According to authorities, the group operated at several locations throughout Miami-Dade County, including Nuria's La Familia Pharmacy, JR Pharmacy, KandN Group and International Latin Medical Corp., to order and receive large wholesale shipments of various medications. Investigators found no valid prescriptions for filled Internet orders; in some instances, the only requirement imposed on the person requesting the pills was completion of an Internet questionnaire.

The investigation revealed that once the medications were received at the various pharmacies, they would be shipped to other locations throughout South Florida where the pills would be counted, packaged, labeled and prepared for distribution.
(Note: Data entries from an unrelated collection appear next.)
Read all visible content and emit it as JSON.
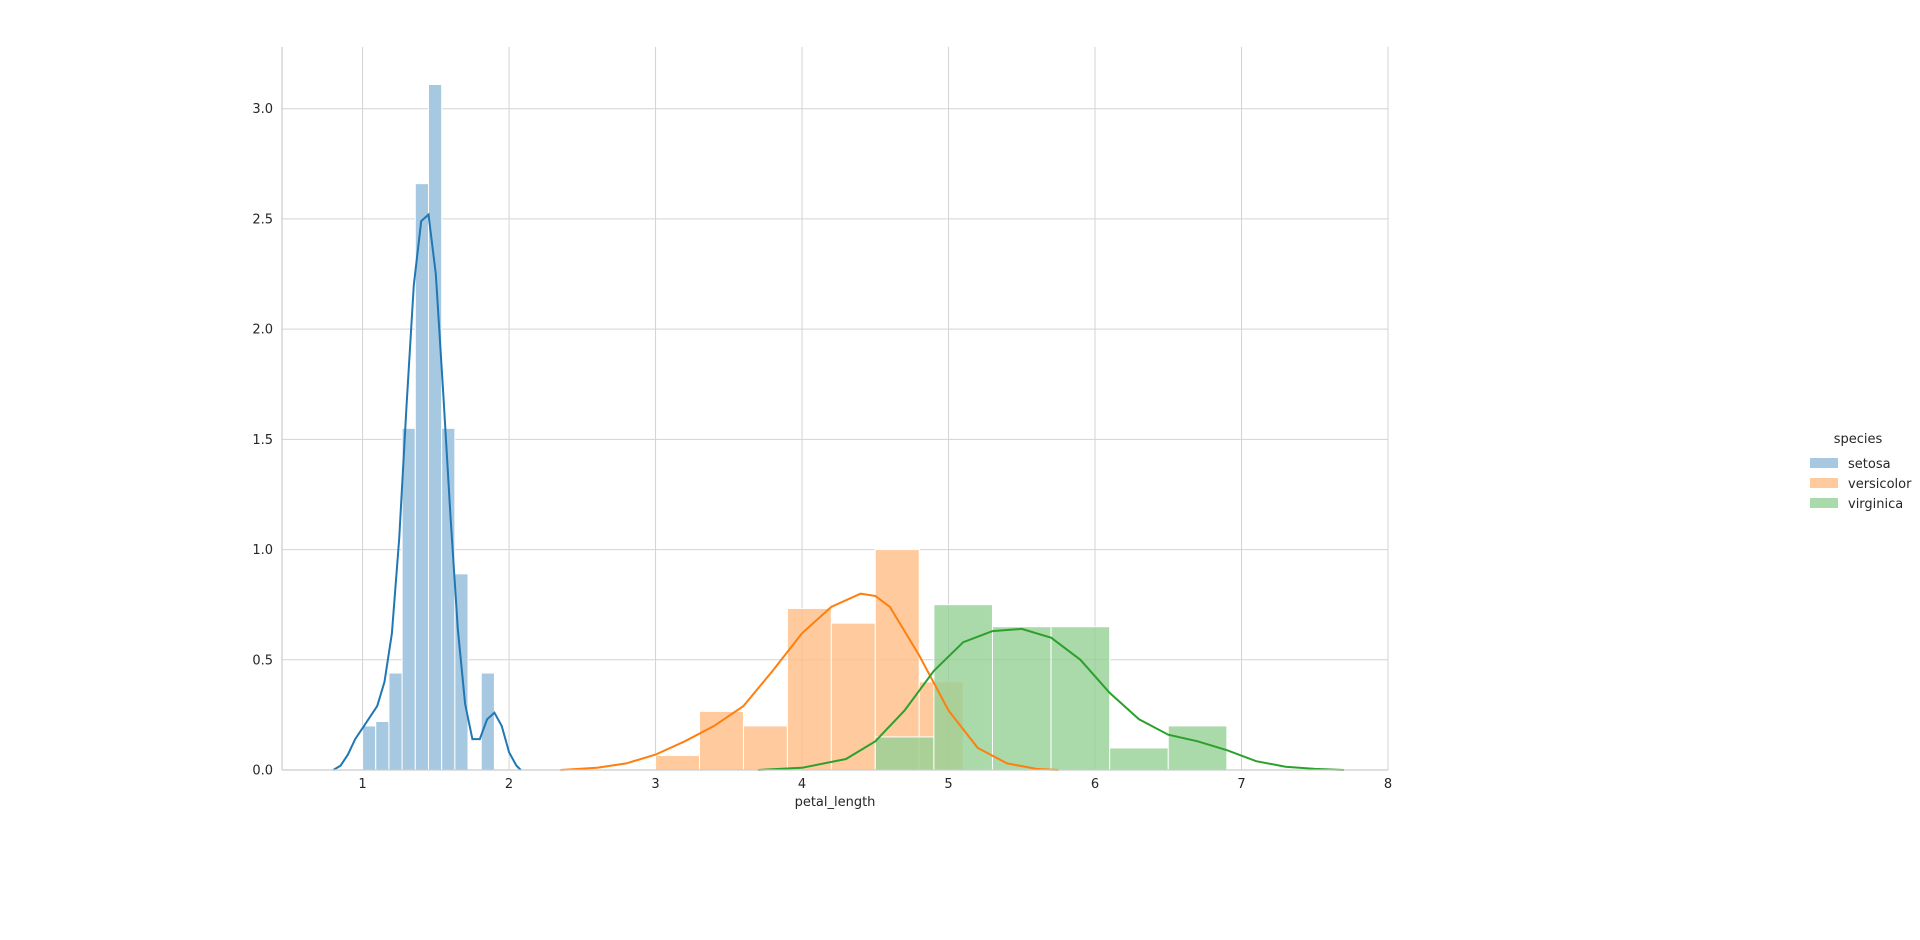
{
  "chart_data": {
    "type": "histogram",
    "title": "",
    "xlabel": "petal_length",
    "ylabel": "",
    "xlim": [
      0.45,
      8.0
    ],
    "ylim": [
      0,
      3.28
    ],
    "xticks": [
      1,
      2,
      3,
      4,
      5,
      6,
      7,
      8
    ],
    "yticks": [
      0.0,
      0.5,
      1.0,
      1.5,
      2.0,
      2.5,
      3.0
    ],
    "xtick_labels": [
      "1",
      "2",
      "3",
      "4",
      "5",
      "6",
      "7",
      "8"
    ],
    "ytick_labels": [
      "0.0",
      "0.5",
      "1.0",
      "1.5",
      "2.0",
      "2.5",
      "3.0"
    ],
    "grid": true,
    "legend": {
      "title": "species",
      "position": "right"
    },
    "series": [
      {
        "name": "setosa",
        "color": "#1f77b4",
        "bar_color": "#a6c8e1",
        "bar_opacity": 1,
        "bins": [
          [
            1.0,
            1.09,
            0.2
          ],
          [
            1.09,
            1.18,
            0.22
          ],
          [
            1.18,
            1.27,
            0.44
          ],
          [
            1.27,
            1.36,
            1.55
          ],
          [
            1.36,
            1.45,
            2.66
          ],
          [
            1.45,
            1.54,
            3.11
          ],
          [
            1.54,
            1.63,
            1.55
          ],
          [
            1.63,
            1.72,
            0.89
          ],
          [
            1.72,
            1.81,
            0.0
          ],
          [
            1.81,
            1.9,
            0.44
          ]
        ],
        "kde": [
          [
            0.8,
            0.0
          ],
          [
            0.85,
            0.02
          ],
          [
            0.9,
            0.07
          ],
          [
            0.95,
            0.14
          ],
          [
            1.0,
            0.19
          ],
          [
            1.05,
            0.24
          ],
          [
            1.1,
            0.29
          ],
          [
            1.15,
            0.4
          ],
          [
            1.2,
            0.62
          ],
          [
            1.25,
            1.05
          ],
          [
            1.3,
            1.65
          ],
          [
            1.35,
            2.2
          ],
          [
            1.4,
            2.49
          ],
          [
            1.45,
            2.52
          ],
          [
            1.5,
            2.25
          ],
          [
            1.55,
            1.72
          ],
          [
            1.6,
            1.15
          ],
          [
            1.65,
            0.64
          ],
          [
            1.7,
            0.3
          ],
          [
            1.75,
            0.14
          ],
          [
            1.8,
            0.14
          ],
          [
            1.85,
            0.23
          ],
          [
            1.9,
            0.26
          ],
          [
            1.95,
            0.2
          ],
          [
            2.0,
            0.08
          ],
          [
            2.05,
            0.02
          ],
          [
            2.08,
            0.0
          ]
        ]
      },
      {
        "name": "versicolor",
        "color": "#ff7f0e",
        "bar_color": "#ffbe86",
        "bar_opacity": 0.8,
        "bins": [
          [
            3.0,
            3.3,
            0.066
          ],
          [
            3.3,
            3.6,
            0.266
          ],
          [
            3.6,
            3.9,
            0.2
          ],
          [
            3.9,
            4.2,
            0.733
          ],
          [
            4.2,
            4.5,
            0.666
          ],
          [
            4.5,
            4.8,
            1.0
          ],
          [
            4.8,
            5.1,
            0.4
          ]
        ],
        "kde": [
          [
            2.35,
            0.0
          ],
          [
            2.6,
            0.01
          ],
          [
            2.8,
            0.03
          ],
          [
            3.0,
            0.07
          ],
          [
            3.2,
            0.13
          ],
          [
            3.4,
            0.2
          ],
          [
            3.6,
            0.29
          ],
          [
            3.8,
            0.45
          ],
          [
            4.0,
            0.62
          ],
          [
            4.2,
            0.74
          ],
          [
            4.4,
            0.8
          ],
          [
            4.5,
            0.79
          ],
          [
            4.6,
            0.74
          ],
          [
            4.8,
            0.52
          ],
          [
            5.0,
            0.27
          ],
          [
            5.2,
            0.1
          ],
          [
            5.4,
            0.03
          ],
          [
            5.6,
            0.005
          ],
          [
            5.75,
            0.0
          ]
        ]
      },
      {
        "name": "virginica",
        "color": "#2ca02c",
        "bar_color": "#95cf95",
        "bar_opacity": 0.8,
        "bins": [
          [
            4.5,
            4.9,
            0.15
          ],
          [
            4.9,
            5.3,
            0.75
          ],
          [
            5.3,
            5.7,
            0.65
          ],
          [
            5.7,
            6.1,
            0.65
          ],
          [
            6.1,
            6.5,
            0.1
          ],
          [
            6.5,
            6.9,
            0.2
          ]
        ],
        "kde": [
          [
            3.7,
            0.0
          ],
          [
            4.0,
            0.01
          ],
          [
            4.3,
            0.05
          ],
          [
            4.5,
            0.13
          ],
          [
            4.7,
            0.27
          ],
          [
            4.9,
            0.45
          ],
          [
            5.1,
            0.58
          ],
          [
            5.3,
            0.63
          ],
          [
            5.5,
            0.64
          ],
          [
            5.7,
            0.6
          ],
          [
            5.9,
            0.5
          ],
          [
            6.1,
            0.35
          ],
          [
            6.3,
            0.23
          ],
          [
            6.5,
            0.16
          ],
          [
            6.7,
            0.13
          ],
          [
            6.9,
            0.09
          ],
          [
            7.1,
            0.04
          ],
          [
            7.3,
            0.015
          ],
          [
            7.5,
            0.005
          ],
          [
            7.7,
            0.0
          ]
        ]
      }
    ]
  }
}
The investigation also revealed that several of the pharmacies never opened for legitimate business and were only being used as "fronts" or "shell" businesses to order the medications.

Rodriguez was convicted of dispensing pharmaceuticals without a pharmacist's license and dealing in adulterated or misbranded pharmaceuticals. He is scheduled to appear before Judge Julio Jimenez tomorrow morning in Miami-Dade Circuit Court for a bond hearing prior to his March sentencing date.